Они отослали Лайлу подальше, потому что она сильно сдала. К концу февраля у нее пропало молоко, а испачканные кровью простыни были тщательно изрезаны на куски и выброшены в печь, но Лайла наотрез отказывалась выходить на улицу. Она боялась даже подходить к открытому окну в своей комнате, поскольку свежий ветер обжигал ей легкие. Она так привыкла к неподвижной атмосфере комнаты, что стала панически бояться свежего воздуха и света. Занавески на окне всегда были задернуты, и в этом вечном полумраке исчезало представление о времени. Лайле было все равно, день сейчас или ночь. Если бы кто-нибудь спросил ее, что говорят ей о будущем чаинки на дне чашки, она ответила бы: бесконечные дни без цели и планов на будущее. Но как-то раз, когда небо было серым, как цемент, Лайла осталась дома одна. Она пошла в ванную и закрыла за собой дверь. А когда она открыла шкафчик с лекарствами, висевший над раковиной, ей показалось, что один план у нее все-таки есть.
Вскрыв себе вены отцовской бритвой, она сначала ничего не почувствовала. Представив себе, как найдут ее тело, она улыбнулась: мать будет месяцами оттирать от крови черно-белые плитки и перепробует все чистящие средства, но так и не сможет до конца оттереть пятна. Однако надрезы, которые сделала себе на руках Лайла, оказались недостаточно глубокими. Она только потеряла сознание, стукнувшись головой о ванну. Когда мать вернулась домой с рынка, где покупала треску, картофель и салат, Лайла была еще жива. Большая часть крови аккуратно стекла в раковину. Кафельный пол в ванной не пострадал, но, когда врачи «скорой помощи» выносили Лайлу на носилках, за ней тянулась кровавая полоса, все-таки оставившая следы падубовом паркете в холле, которые так никогда и не оттерлись.

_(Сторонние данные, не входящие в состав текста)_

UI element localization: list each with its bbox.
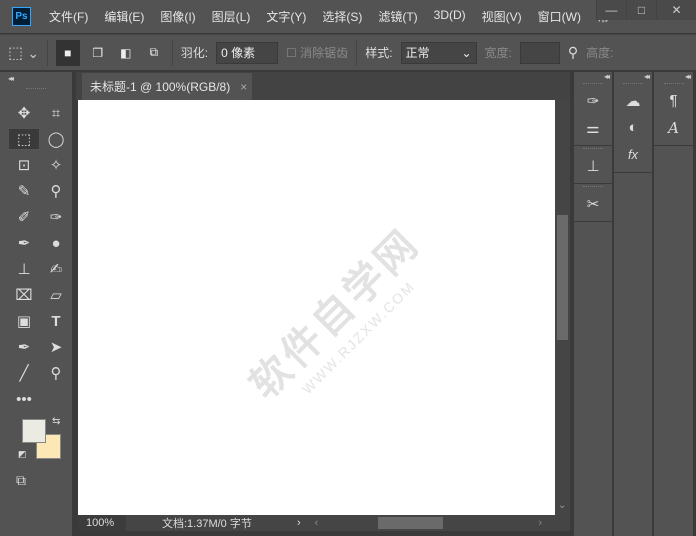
divider	[356, 39, 358, 66]
status-bar: 100% 文档:1.37M/0 字节 › ‹ ›	[78, 515, 570, 531]
collapse-icon[interactable]: ◂◂	[574, 72, 612, 81]
chevron-down-icon: ⌄	[461, 45, 472, 60]
type-tool-icon[interactable]: T	[40, 310, 72, 332]
menu-edit[interactable]: 编辑(E)	[96, 8, 152, 25]
menu-view[interactable]: 视图(V)	[474, 8, 530, 25]
style-select[interactable]: 正常 ⌄	[400, 41, 477, 64]
divider	[171, 39, 173, 66]
add-selection-icon[interactable]: ❐	[88, 43, 108, 63]
pen-tool-icon[interactable]: ✒	[8, 336, 40, 358]
collapse-icon[interactable]: ◂◂	[654, 72, 693, 81]
panel-column-3: ◂◂ ¶ A	[653, 72, 693, 536]
menu-type[interactable]: 文字(Y)	[258, 8, 314, 25]
lasso-tool-icon[interactable]: ◯	[40, 128, 72, 150]
styles-fx-icon[interactable]: fx	[614, 141, 652, 168]
menu-bar: Ps 文件(F) 编辑(E) 图像(I) 图层(L) 文字(Y) 选择(S) 滤…	[0, 0, 696, 33]
magic-wand-tool-icon[interactable]: ✧	[40, 154, 72, 176]
scroll-left-icon[interactable]: ‹	[315, 517, 319, 529]
vertical-scroll-thumb[interactable]	[557, 215, 568, 340]
menu-image[interactable]: 图像(I)	[152, 8, 203, 25]
menu-3d[interactable]: 3D(D)	[426, 8, 474, 25]
line-tool-icon[interactable]: ╱	[8, 362, 40, 384]
panel-column-2: ◂◂ ☁ ◐ fx	[613, 72, 652, 536]
paragraph-panel-icon[interactable]: ¶	[654, 87, 693, 114]
artboard-tool-icon[interactable]: ⌧	[8, 284, 40, 306]
width-input[interactable]	[519, 41, 560, 64]
marquee-preset-icon[interactable]: ⬚ ⌄	[8, 43, 39, 63]
style-label: 样式:	[365, 46, 393, 60]
height-label: 高度:	[586, 46, 614, 60]
close-button[interactable]: ✕	[656, 0, 696, 20]
menu-window[interactable]: 窗口(W)	[530, 8, 589, 25]
gradient-tool-icon[interactable]: ▣	[8, 310, 40, 332]
crop-tool-icon[interactable]: ⌗	[40, 102, 72, 124]
adjustments-icon[interactable]: ◐	[614, 114, 652, 141]
brushes-panel-icon[interactable]: ✑	[574, 87, 612, 114]
photoshop-logo: Ps	[12, 7, 31, 26]
move-tool-icon[interactable]: ✥	[8, 102, 40, 124]
path-select-tool-icon[interactable]: ➤	[40, 336, 72, 358]
default-colors-icon[interactable]: ◩	[18, 449, 27, 460]
libraries-panel-icon[interactable]: ☁	[614, 87, 652, 114]
subtract-selection-icon[interactable]: ◧	[116, 43, 136, 63]
canvas[interactable]: 软件自学网 WWW.RJZXW.COM	[78, 100, 555, 515]
zoom-level[interactable]: 100%	[78, 515, 126, 531]
document-tab[interactable]: 未标题-1 @ 100%(RGB/8) ×	[82, 73, 252, 100]
antialias-checkbox[interactable]: ☐ 消除锯齿	[286, 44, 348, 61]
tools-panel: ◂◂ ✥ ⌗ ⬚ ◯ ⊡ ✧ ✎ ⚲ ✐ ✑ ✒ ● ⊥ ✍ ⌧ ▱ ▣ T ✒…	[0, 72, 73, 536]
tool-presets-panel-icon[interactable]: ✂	[574, 190, 612, 217]
scroll-right-icon[interactable]: ›	[538, 517, 542, 529]
document-info: 文档:1.37M/0 字节	[162, 518, 252, 530]
menu-filter[interactable]: 滤镜(T)	[370, 8, 425, 25]
character-panel-icon[interactable]: A	[654, 114, 693, 141]
eyedropper-tool-icon[interactable]: ⚲	[40, 180, 72, 202]
status-menu-arrow-icon[interactable]: ›	[297, 517, 301, 529]
close-tab-icon[interactable]: ×	[240, 80, 247, 94]
watermark: 软件自学网 WWW.RJZXW.COM	[234, 213, 442, 421]
eraser-tool-icon[interactable]: ▱	[40, 284, 72, 306]
feather-input[interactable]: 0 像素	[216, 41, 279, 64]
antialias-label: 消除锯齿	[300, 46, 349, 60]
quick-mask-icon[interactable]: ⧉	[16, 472, 26, 489]
menu-select[interactable]: 选择(S)	[314, 8, 370, 25]
grip[interactable]	[26, 88, 46, 92]
menu-file[interactable]: 文件(F)	[41, 8, 96, 25]
zoom-tool-icon[interactable]: ⚲	[40, 362, 72, 384]
width-label: 宽度:	[484, 46, 512, 60]
menu-layer[interactable]: 图层(L)	[204, 8, 259, 25]
swap-colors-icon[interactable]: ⇆	[52, 416, 60, 427]
clone-source-panel-icon[interactable]: ⊥	[574, 152, 612, 179]
more-tools-icon[interactable]: •••	[8, 388, 40, 410]
frame-tool-icon[interactable]: ✎	[8, 180, 40, 202]
brush-icon[interactable]: ✒	[8, 232, 40, 254]
clone-stamp-tool-icon[interactable]: ⊥	[8, 258, 40, 280]
collapse-icon[interactable]: ◂◂	[614, 72, 652, 81]
healing-brush-tool-icon[interactable]: ✐	[8, 206, 40, 228]
window-controls: — □ ✕	[596, 0, 696, 20]
feather-label: 羽化:	[180, 46, 209, 60]
adjustments-panel-icon[interactable]: ⚌	[574, 114, 612, 141]
collapse-icon[interactable]: ◂◂	[8, 74, 14, 83]
options-bar: ⬚ ⌄ ■ ❐ ◧ ⧉ 羽化: 0 像素 ☐ 消除锯齿 样式: 正常 ⌄ 宽度: …	[0, 34, 696, 70]
horizontal-scroll-thumb[interactable]	[378, 517, 443, 529]
new-selection-icon[interactable]: ■	[55, 39, 80, 66]
watermark-main: 软件自学网	[241, 220, 429, 408]
search-icon[interactable]: ⚲	[568, 44, 578, 61]
history-brush-tool-icon[interactable]: ✍	[40, 258, 72, 280]
minimize-button[interactable]: —	[596, 0, 626, 20]
brush-tool-icon[interactable]: ✑	[40, 206, 72, 228]
divider	[46, 39, 48, 66]
marquee-tool-icon[interactable]: ⬚	[8, 128, 40, 150]
intersect-selection-icon[interactable]: ⧉	[144, 43, 164, 63]
object-select-tool-icon[interactable]: ⊡	[8, 154, 40, 176]
document-title: 未标题-1 @ 100%(RGB/8)	[90, 80, 231, 94]
maximize-button[interactable]: □	[626, 0, 656, 20]
smudge-tool-icon[interactable]: ●	[40, 232, 72, 254]
style-value: 正常	[405, 46, 430, 60]
scroll-down-icon[interactable]: ⌄	[558, 500, 566, 511]
foreground-color-swatch[interactable]	[22, 419, 46, 443]
panel-column-1: ◂◂ ✑ ⚌ ⊥ ✂	[573, 72, 612, 536]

Через две недели, когда руки Лайлы были все еще замотаны белой марлей, родители отправили ее по лонг-айлеидской железной дороге на станцию со странным названием Восточный Китай. Когда Лайла протянула кондуктору билет, из-под ее перчатки высунулся кусочек марли, поэтому всю дорогу девушка сидела, сжав руки на коленях. Пунктом назначения был дом ее двоюродной бабки Бель, семидесятилетней старухи, такой глухой, что, когда мать Лайлы попросила ее приютить на время свою дочь, бабка не совсем поняла, о чем речь. Разумеется, она ни разу не спросила, что произошло, а просто прислала за Лайлой такси, чтобы ее привезли домой. Единственным требованием бабушки Бель было, чтобы Лайла не смела солить пищу, когда будет готовить обед.
В течение марта Лайла пыталась почувствовать хоть что-нибудь. Все вокруг казалось холодным и бескровным: голые ветви кленов, шуршание летучих мышей на крыше, пустынная двухполосная дорога, которая называлась Восточно-Китайским шоссе и тянулась от самого дома в никуда. Лайле отвели холодную комнату под самой крышей, где она спала, не видя снов. Каждый вечер, подойдя к окну, Лайла с тоской думала о полном забвении, которое дарили небеса. В ней не осталось жизни, ничего, что она могла бы кому-то дать. Даже для того, чтобы бросить бабке несколько слов, требовалось сделать неимоверное усилие. После этого Лайла сразу уходила в свою комнату, где валилась на кровать, накрытую покрывалом, которое Бель сама сшила, когда была значительно старше Лайлы.